Choosing the Right Tool
The problem with solution-first thinking is that we often reach for the most powerful tool instead of the most appropriate one.
In our rush to solve problems, we naturally gravitate toward what’s familiar, trendy, or impressive. In the AI age, this tendency has accelerated: ask a room of engineers how to automate something, and someone will suggest machine learning before anyone has fully described the problem.
A case study: automating the Chrome dinosaur game

When I started looking at how others solved the Chrome dinosaur game, nearly every solution I found used machine learning. The approach was standard: feed the agent pixel data, let it learn through reinforcement learning, wait for convergence. Elegant, scalable, and utterly overkill.
Instead, I built a physics-based Chrome extension that automatically plays the game. No neural networks. No training loops. Just kinematics and decision logic:
- Detect obstacles on screen
- Calculate jump timing based on game speed and distance
- Execute the jump at the right moment
- Repeat
It works perfectly.
The hidden costs of solution-first thinking
Machine learning has real advantages. With ML, you skip the need to understand the physics or intricacies of the problem. Set up an environment, define a reward signal, and let the agent learn.
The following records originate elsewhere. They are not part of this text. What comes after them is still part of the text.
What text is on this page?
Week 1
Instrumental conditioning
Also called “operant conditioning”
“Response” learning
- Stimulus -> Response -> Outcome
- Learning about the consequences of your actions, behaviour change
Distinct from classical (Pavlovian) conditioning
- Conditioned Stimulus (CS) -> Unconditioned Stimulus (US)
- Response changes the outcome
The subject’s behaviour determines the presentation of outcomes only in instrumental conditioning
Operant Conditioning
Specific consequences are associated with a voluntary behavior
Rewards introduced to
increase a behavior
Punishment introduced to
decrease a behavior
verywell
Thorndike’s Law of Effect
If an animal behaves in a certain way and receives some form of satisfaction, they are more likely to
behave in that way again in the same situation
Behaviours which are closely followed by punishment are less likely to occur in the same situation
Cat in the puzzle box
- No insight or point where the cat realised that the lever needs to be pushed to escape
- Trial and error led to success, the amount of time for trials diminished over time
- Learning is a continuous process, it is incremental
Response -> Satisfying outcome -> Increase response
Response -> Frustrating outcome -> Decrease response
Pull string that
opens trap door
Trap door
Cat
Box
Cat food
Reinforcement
No implementation details to sweat. Extremely useful when the underlying rules are opaque or too complex to model by hand.
But there’s a cost:
- Maintenance burden: ML models degrade with data drift, require retraining, and are harder to debug when things go wrong. Your simple game automation now needs monitoring and infrastructure.
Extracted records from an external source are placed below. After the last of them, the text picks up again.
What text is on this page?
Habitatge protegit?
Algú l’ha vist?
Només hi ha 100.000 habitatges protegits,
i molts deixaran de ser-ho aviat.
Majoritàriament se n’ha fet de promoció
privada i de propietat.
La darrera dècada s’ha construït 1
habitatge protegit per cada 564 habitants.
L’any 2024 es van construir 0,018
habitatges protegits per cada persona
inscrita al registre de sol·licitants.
- Overkill complexity: A physics simulation takes a handful of formulas. An ML approach requires experimentation, hyperparameter tuning, and potential overfitting.
- Understanding: With ML, you outsource cognition to the model. With physics, you understand exactly why the solution works.
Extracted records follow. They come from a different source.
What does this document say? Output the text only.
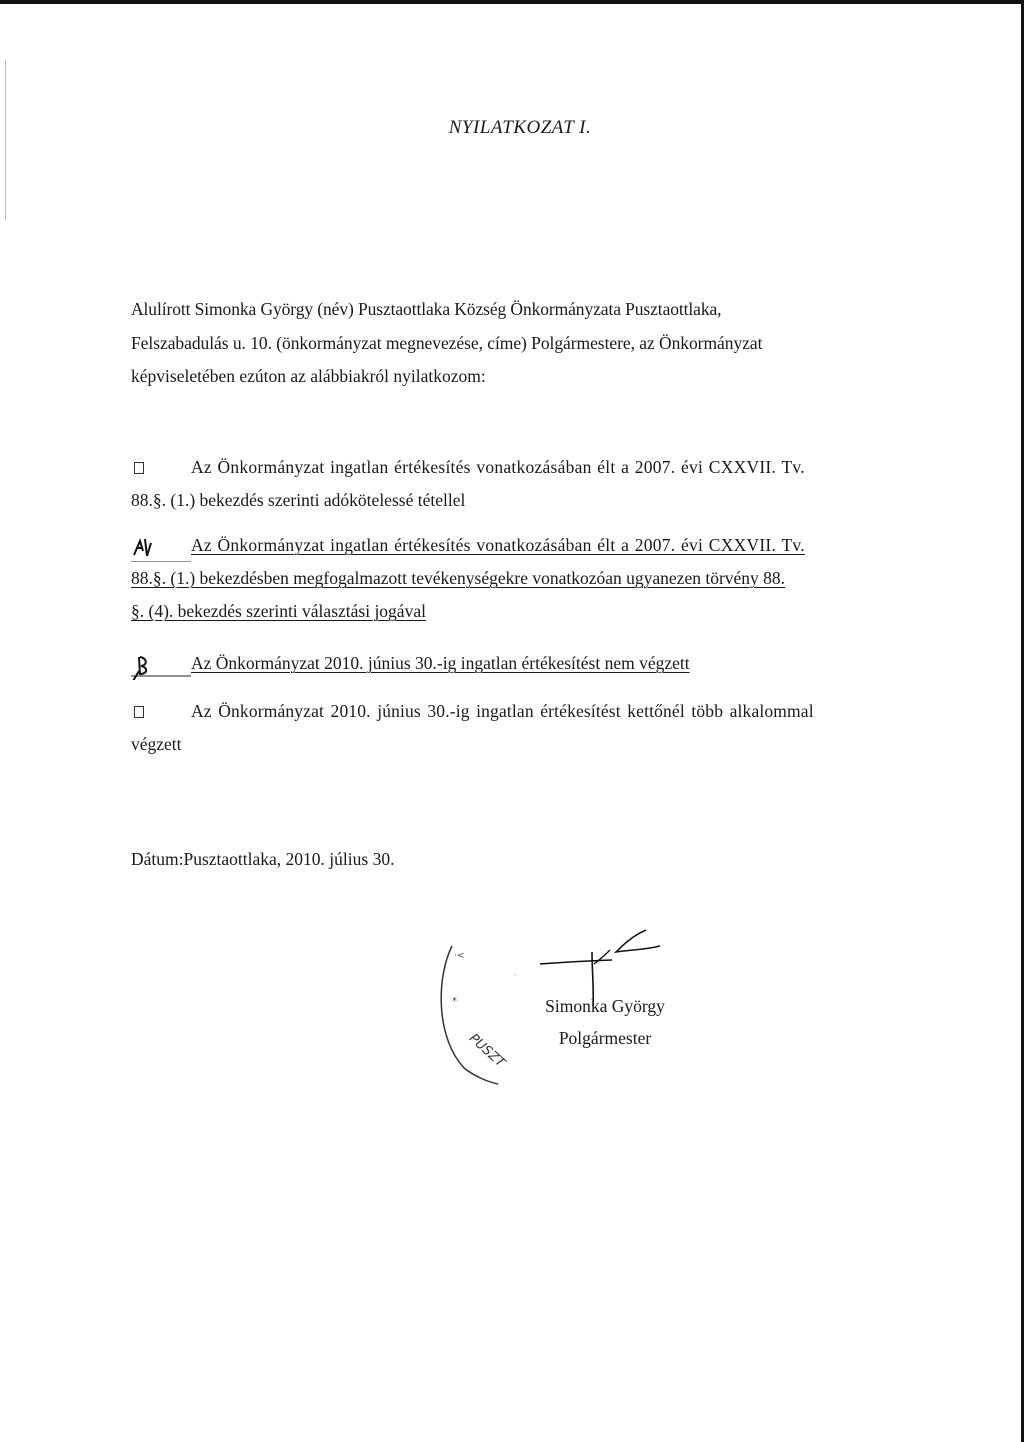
NYILATKOZAT I.
Alulírott Simonka György (név) Pusztaottlaka Község Önkormányzata Pusztaottlaka,
Felszabadulás u. 10. (önkormányzat megnevezése, címe) Polgármestere, az Önkormányzat
képviseletében ezúton az alábbiakról nyilatkozom:
Az Önkormányzat ingatlan értékesítés vonatkozásában élt a 2007. évi CXXVII. Tv.
88.§. (1.) bekezdés szerinti adókötelessé tétellel
Az Önkormányzat ingatlan értékesítés vonatkozásában élt a 2007. évi CXXVII. Tv.
88.§. (1.) bekezdésben megfogalmazott tevékenységekre vonatkozóan ugyanezen törvény 88.
§. (4). bekezdés szerinti választási jogával
Az Önkormányzat 2010. június 30.-ig ingatlan értékesítést nem végzett
Az Önkormányzat 2010. június 30.-ig ingatlan értékesítést kettőnél több alkalommal
végzett
Dátum:Pusztaottlaka, 2010. július 30.
·<
*
PUSZT
·
Simonka György
Polgármester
The reverse is also true. A simple physics approach is brittle if the problem is genuinely complex—if the game rules were hidden or constantly changing, ML would shine.
Thinking tool-first
The better approach is to ask the problem first, then choose the tool.
- Is the problem well-defined? Can you model it with rules or math? → Simple solution: physics, heuristics, logic
- Is the problem opaque or too complex to enumerate? → ML might be the right call
- Do you need to adapt to changing conditions? → Systems that learn might be better
- Is maintainability the constraint? → Choose the simplest approach that solves it
The best tool is the one that solves the problem with the least complexity.
This usually isn't the most powerful tool in your arsenal.
In the dinosaur game, the problem was crystal clear: predict collisions and jump in time. Physics kinematics solved it in under 100 lines of code. ML would have solved it too—just with more infrastructure, more moving parts, and more things to go wrong.
A closing thought
The dinosaur game serves as a reminder: in an era where we’re trained to see every nail as something that ML can bang, we need to push back. Reach for the simplest, most maintainable solution that gets the job done.
Sometimes that’s machine learning. Often, it’s not.